Yes you are minimising it.

And I think it's more you've clearly not been exposed to real stress.

ScarMatty · 21/08/2020 00:00

@CherryPavlova

I would be interested in how you would suggest my DH took responsibility for his own stress?

His job mean he was regularly physically beaten up at work, his belongings damaged, car damaged etc.

Did he perceive it wrong? Should he have just smiled when those things happened every day?

nevisbump · 21/08/2020 00:02

Yes, had a month off, two weeks sick and two weeks holiday. For months I had on and off stomach problems and couldn't figure out what it was, went for tests it was that bad. Anyway all calmed down then work started getting bad again and I was crying going home on the train. Got home and started thinking about work and had same stomach issues, this was on a Friday. On the Monday stomach issues started again and went straight to the doctor. Was told by my boss not to get work stress on sick line but that was because he didn't want to do anything. Things still flare up at work now and again but I now my tipping point and have really good boss who helps me through it (btw it is due to a small group of people). It was the hardest thing to admit but the best thing for me even to make me realise it's just a job and my health means more to me. I get annoyed about the tests and medication I went through because of it all

QueenOfPain · 21/08/2020 00:08

Was at work on a night shift, started crying, and just couldn’t stop, proper heaving, ugly sobs, and I kept saying to myself “it’s just hormones, it will pass” and thought I was just having a moment. But 30 minutes later I was still at it, I’d locked myself in a consultation room at work, but knew that I wasn’t going to be able to stop.

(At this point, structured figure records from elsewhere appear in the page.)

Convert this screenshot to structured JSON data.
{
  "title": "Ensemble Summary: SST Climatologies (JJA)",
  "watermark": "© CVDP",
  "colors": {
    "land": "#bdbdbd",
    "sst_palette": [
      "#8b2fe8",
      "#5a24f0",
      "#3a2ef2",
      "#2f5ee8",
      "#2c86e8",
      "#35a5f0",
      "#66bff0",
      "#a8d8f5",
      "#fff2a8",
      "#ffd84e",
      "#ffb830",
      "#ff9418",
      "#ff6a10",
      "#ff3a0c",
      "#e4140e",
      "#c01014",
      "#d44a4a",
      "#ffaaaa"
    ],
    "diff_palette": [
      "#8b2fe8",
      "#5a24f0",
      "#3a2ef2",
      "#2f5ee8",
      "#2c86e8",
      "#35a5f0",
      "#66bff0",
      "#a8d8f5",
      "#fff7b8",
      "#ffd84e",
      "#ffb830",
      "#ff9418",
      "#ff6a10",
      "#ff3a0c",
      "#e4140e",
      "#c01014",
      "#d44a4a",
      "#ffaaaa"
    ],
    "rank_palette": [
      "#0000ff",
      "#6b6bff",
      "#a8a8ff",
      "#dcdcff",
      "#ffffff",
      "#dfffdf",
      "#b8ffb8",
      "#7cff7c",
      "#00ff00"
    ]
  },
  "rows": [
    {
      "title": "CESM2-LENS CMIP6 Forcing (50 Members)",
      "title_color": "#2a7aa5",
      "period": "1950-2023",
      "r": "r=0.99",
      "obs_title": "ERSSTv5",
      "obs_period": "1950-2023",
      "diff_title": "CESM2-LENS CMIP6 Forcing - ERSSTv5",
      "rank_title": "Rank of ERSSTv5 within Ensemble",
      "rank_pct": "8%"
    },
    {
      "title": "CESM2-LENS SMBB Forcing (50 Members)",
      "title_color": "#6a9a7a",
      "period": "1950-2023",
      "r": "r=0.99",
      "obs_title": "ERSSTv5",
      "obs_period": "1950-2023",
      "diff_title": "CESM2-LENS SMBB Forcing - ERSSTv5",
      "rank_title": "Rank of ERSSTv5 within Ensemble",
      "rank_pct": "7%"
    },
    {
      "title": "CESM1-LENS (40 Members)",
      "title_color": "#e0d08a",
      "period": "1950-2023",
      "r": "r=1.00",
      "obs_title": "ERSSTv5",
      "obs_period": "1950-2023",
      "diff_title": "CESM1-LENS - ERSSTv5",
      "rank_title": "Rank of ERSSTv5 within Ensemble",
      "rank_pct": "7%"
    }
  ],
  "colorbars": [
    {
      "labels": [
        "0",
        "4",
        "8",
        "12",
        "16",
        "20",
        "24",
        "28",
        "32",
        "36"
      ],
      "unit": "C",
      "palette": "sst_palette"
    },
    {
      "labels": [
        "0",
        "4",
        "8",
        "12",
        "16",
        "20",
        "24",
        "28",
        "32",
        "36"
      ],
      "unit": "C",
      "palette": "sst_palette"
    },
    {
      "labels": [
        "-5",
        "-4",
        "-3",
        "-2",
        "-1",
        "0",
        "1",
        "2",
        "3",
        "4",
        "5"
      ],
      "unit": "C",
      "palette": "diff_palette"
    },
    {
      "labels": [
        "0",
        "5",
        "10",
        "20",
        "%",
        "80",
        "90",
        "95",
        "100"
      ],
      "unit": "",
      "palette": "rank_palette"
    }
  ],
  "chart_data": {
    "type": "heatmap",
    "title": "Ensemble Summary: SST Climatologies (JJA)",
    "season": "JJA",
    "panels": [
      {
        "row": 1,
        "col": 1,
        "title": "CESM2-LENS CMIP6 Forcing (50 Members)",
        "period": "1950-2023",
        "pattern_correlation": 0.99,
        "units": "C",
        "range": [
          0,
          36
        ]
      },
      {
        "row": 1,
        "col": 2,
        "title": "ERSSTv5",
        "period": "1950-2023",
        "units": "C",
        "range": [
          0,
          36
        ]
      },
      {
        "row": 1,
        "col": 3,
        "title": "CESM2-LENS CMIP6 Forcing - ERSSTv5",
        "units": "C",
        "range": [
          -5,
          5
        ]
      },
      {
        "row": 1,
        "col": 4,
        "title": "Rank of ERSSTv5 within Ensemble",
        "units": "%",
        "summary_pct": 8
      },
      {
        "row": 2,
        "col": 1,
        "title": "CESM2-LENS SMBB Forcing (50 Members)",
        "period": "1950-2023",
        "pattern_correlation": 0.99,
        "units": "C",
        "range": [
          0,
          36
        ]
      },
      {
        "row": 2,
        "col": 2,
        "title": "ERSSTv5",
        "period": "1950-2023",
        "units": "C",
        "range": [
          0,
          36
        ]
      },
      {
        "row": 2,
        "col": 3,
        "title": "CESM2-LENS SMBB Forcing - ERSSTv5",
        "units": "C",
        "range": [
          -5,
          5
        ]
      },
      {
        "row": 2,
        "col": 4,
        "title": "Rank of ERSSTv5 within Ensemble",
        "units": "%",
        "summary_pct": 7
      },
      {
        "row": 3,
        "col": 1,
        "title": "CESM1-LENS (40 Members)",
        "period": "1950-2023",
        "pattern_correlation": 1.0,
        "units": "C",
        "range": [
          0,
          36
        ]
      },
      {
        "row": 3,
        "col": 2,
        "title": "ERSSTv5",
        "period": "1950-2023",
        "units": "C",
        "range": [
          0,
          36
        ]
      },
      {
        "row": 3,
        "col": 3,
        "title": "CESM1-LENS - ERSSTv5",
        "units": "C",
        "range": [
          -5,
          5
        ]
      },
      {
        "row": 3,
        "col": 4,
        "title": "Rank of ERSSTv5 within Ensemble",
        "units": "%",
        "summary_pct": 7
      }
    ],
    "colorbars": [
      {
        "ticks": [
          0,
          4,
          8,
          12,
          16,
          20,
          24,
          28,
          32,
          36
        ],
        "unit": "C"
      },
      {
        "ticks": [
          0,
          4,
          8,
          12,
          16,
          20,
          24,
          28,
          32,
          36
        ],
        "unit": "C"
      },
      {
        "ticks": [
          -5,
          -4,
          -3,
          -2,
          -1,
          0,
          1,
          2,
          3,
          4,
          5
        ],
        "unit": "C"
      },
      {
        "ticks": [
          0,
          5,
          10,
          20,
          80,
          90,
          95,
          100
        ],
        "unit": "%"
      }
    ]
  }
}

I composed myself enough to go and tell another member of staff I’d been sick and needed to go home, and then got signed off on the Monday. Initially for four weeks, then a further two weeks, and then another four weeks.

Work we’re mostly supportive.

There had been a long lead up to getting to that point, and while it seemed like spontaneous crying at the time, it really wasn’t.

QueenOfPain · 21/08/2020 00:11

I now recognise the spontaneous unstoppable crying as my first ever panic attack.